Help diagnosing 50x responses from a Phoenix app

Hi,

We’ve been hosting a phoenix application on AWS behind a load balancer for a number of years without issue. This acts as a server for our website and booking system.

Yesterday, for a period of 3 minutes, the site stopped responding, and after checking AWS logs, the load balancer responded with a combination of 502, 503 and 504 responses. Our phoenix application reported no errors.

After checking more AWS logs, it appears our CPU usage spiked to 95% just before the errors started being returned. Is there any way I can diagnose what caused this spike? The phoenix app reported no 50x responses in its error logs, so I’d assumed it was something at the load balancers end, but after looking at the CPU usage I’m guessing this is the cause?

Any help on the best way to diagnose CPU usage (if this is indeed the issue) is greatly appreciated

I have my doubts that your app is the culprit, but it can happen.

I would check the telemetry if you didn’t have a huge inrush of clients or a ddos attack, as phoenix has a mechanism of dropping requests when it is no longer feasible to respond to them in time (I’m not entirely sure that it’s documented somewhere, as I’ve heard about it on this forum from @josevalim).

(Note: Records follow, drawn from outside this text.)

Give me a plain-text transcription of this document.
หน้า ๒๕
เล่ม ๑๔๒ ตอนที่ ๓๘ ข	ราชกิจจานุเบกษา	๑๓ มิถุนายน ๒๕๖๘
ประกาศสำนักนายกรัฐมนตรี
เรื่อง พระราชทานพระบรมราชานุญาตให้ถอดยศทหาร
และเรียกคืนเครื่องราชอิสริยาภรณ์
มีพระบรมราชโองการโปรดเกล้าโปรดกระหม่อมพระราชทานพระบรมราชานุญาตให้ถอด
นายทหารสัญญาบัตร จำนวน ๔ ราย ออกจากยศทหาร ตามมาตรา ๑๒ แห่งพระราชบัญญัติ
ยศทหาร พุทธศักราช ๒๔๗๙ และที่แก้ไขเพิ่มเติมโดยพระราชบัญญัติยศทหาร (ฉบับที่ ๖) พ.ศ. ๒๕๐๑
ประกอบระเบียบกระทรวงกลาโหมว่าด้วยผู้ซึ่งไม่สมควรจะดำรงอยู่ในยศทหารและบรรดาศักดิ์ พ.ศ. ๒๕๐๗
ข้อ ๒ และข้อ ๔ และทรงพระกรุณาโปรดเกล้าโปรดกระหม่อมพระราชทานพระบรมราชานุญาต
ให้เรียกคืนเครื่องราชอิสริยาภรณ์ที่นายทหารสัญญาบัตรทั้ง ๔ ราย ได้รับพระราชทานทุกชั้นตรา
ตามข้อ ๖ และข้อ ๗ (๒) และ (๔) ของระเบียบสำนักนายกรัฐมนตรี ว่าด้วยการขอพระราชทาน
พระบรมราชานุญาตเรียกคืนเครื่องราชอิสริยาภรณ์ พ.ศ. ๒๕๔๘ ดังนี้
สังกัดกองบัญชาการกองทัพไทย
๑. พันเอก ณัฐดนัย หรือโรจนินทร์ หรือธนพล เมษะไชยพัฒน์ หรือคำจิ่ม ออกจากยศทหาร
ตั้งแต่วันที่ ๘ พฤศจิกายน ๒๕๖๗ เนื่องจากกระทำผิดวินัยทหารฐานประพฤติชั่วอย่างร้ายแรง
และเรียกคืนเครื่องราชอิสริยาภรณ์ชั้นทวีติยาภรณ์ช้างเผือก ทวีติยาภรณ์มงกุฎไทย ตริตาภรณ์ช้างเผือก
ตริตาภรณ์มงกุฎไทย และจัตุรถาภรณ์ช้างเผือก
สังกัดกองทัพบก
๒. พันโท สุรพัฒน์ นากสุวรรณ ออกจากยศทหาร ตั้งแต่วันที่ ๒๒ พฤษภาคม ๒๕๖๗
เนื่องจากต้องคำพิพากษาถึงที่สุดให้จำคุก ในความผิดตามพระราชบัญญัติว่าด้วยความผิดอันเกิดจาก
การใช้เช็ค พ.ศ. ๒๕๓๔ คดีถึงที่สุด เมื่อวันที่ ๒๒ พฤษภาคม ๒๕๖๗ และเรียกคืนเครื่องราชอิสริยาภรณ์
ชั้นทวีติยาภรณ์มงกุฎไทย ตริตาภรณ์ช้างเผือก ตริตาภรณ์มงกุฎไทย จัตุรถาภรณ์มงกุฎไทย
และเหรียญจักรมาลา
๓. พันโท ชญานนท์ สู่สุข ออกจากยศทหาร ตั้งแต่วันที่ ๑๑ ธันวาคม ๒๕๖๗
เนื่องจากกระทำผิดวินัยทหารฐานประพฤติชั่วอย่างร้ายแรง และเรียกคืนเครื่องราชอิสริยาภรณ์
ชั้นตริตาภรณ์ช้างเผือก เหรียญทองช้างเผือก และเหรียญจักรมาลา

Yeah a 502 from a load balancer generally means “I can’t get a response from my backend servers”. Regarding the high CPU, unfortunately causes are going to be extremely varied. As someone already suggested, check the request rate and make sure you weren’t getting a request flood. Beyond that, hopefully you’re logging or recording enough system telemetry to see what’s up.

The other thing to check would be memory usage. I’ve seen cases where if you get some some sort of excessive multi-gigabyte processes that’s growing rapidly the garbage collection can use a LOT of CPU.

Finally, look at operations that may use NIFs or other explicitly CPU intensive operations. These are commonly things involving encryption like password hashing or any other sort of explicit crypto operation.